Netherlands, France agree on €160 million Rembrandt purchase at UN meeting

Brother and Sister of the Night Watch
Rembrandt portraits of Maerten Soolmans and Oopjen Coppit (Pictures: Wikimedia Commons/artyzm.com/www.wga.hu). Rembrandt portraits of Maerten Soolmans and Oopjen Coppit (Pictures: Wikimedia Commons/artyzm.com/www.wga.hu)

The Netherlands and France will jointly purchase two Rembrandt portraits for a combined total of 160 million euros, Dutch cultural minister Jet Bussemaker informed parliament on Wednesday. The two countries came to terms during a meeting between Prime Minister Mark Rutte and French President Francois Hollande at the UN summit in New York this week.

The two paintings, dubbed the “Brother and Sister of the Night Watch,” will first be displayed at the Rijksmuseum in Amsterdam. They will then be hung at the Louvre in Paris for a time, following that the museums will take turns. They were painted in 1634, and feature 21-year-old Maerten Soolmans and 23-year-old Oopjen Coopit.

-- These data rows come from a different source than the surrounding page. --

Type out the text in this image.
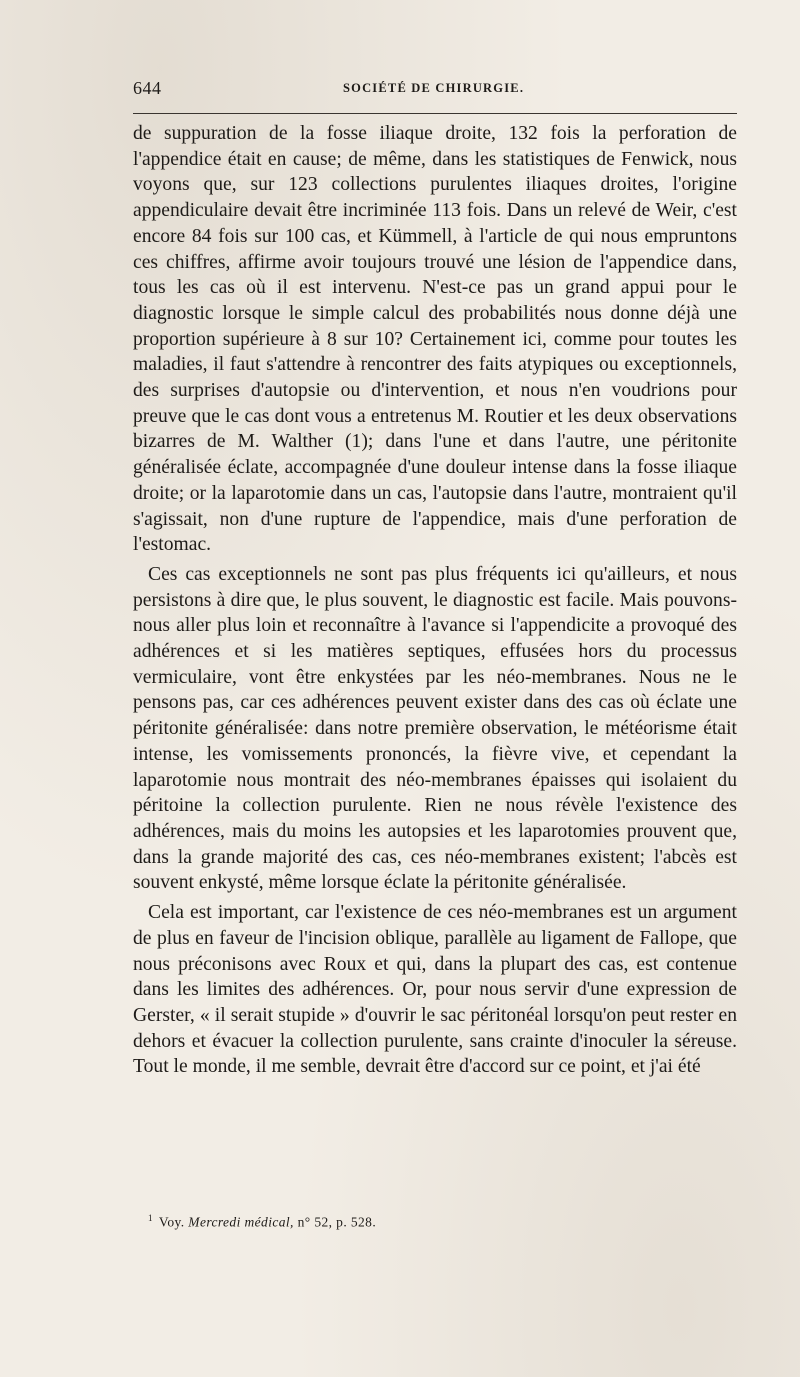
644	SOCIÉTÉ DE CHIRURGIE.

de suppuration de la fosse iliaque droite, 132 fois la perforation de l'appendice était en cause; de même, dans les statistiques de Fenwick, nous voyons que, sur 123 collections purulentes iliaques droites, l'origine appendiculaire devait être incriminée 113 fois. Dans un relevé de Weir, c'est encore 84 fois sur 100 cas, et Kümmell, à l'article de qui nous empruntons ces chiffres, affirme avoir toujours trouvé une lésion de l'appendice dans, tous les cas où il est intervenu. N'est-ce pas un grand appui pour le diagnostic lorsque le simple calcul des probabilités nous donne déjà une proportion supérieure à 8 sur 10? Certainement ici, comme pour toutes les maladies, il faut s'attendre à rencontrer des faits atypiques ou exceptionnels, des surprises d'autopsie ou d'intervention, et nous n'en voudrions pour preuve que le cas dont vous a entretenus M. Routier et les deux observations bizarres de M. Walther (1); dans l'une et dans l'autre, une péritonite généralisée éclate, accompagnée d'une douleur intense dans la fosse iliaque droite; or la laparotomie dans un cas, l'autopsie dans l'autre, montraient qu'il s'agissait, non d'une rupture de l'appendice, mais d'une perforation de l'estomac.

Ces cas exceptionnels ne sont pas plus fréquents ici qu'ailleurs, et nous persistons à dire que, le plus souvent, le diagnostic est facile. Mais pouvons-nous aller plus loin et reconnaître à l'avance si l'appendicite a provoqué des adhérences et si les matières septiques, effusées hors du processus vermiculaire, vont être enkystées par les néo-membranes. Nous ne le pensons pas, car ces adhérences peuvent exister dans des cas où éclate une péritonite généralisée: dans notre première observation, le météorisme était intense, les vomissements prononcés, la fièvre vive, et cependant la laparotomie nous montrait des néo-membranes épaisses qui isolaient du péritoine la collection purulente. Rien ne nous révèle l'existence des adhérences, mais du moins les autopsies et les laparotomies prouvent que, dans la grande majorité des cas, ces néo-membranes existent; l'abcès est souvent enkysté, même lorsque éclate la péritonite généralisée.

Cela est important, car l'existence de ces néo-membranes est un argument de plus en faveur de l'incision oblique, parallèle au ligament de Fallope, que nous préconisons avec Roux et qui, dans la plupart des cas, est contenue dans les limites des adhérences. Or, pour nous servir d'une expression de Gerster, « il serait stupide » d'ouvrir le sac péritonéal lorsqu'on peut rester en dehors et évacuer la collection purulente, sans crainte d'inoculer la séreuse. Tout le monde, il me semble, devrait être d'accord sur ce point, et j'ai été

$^1$ Voy. Mercredi médical, n° 52, p. 528.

France’s cultural minister, Fleur Pellerin, received intense pressure and criticism after granting an export license for the two works of art, which led to an announcement that the Netherlands would purchase both paintings together.

Shortly after the announcement was made that the Rijksmuseum and Dutch government would make the 160 million euro purchase on its own, Pellerin surprised with an offer to purchase one of the paintings.

In light of a new deal with France, it is not yet known how much of the Dutch portion of the purchase will be paid for with public funds. Members of Parliament voted in favor of providing 80 million euros in public funding for both paintings, but the Eerste Kamer, the upper house of parliament, has not voted on the issue.

The Rothschild family in France purchased the paintings in 1877, and still claim ownership until a deal is finalized.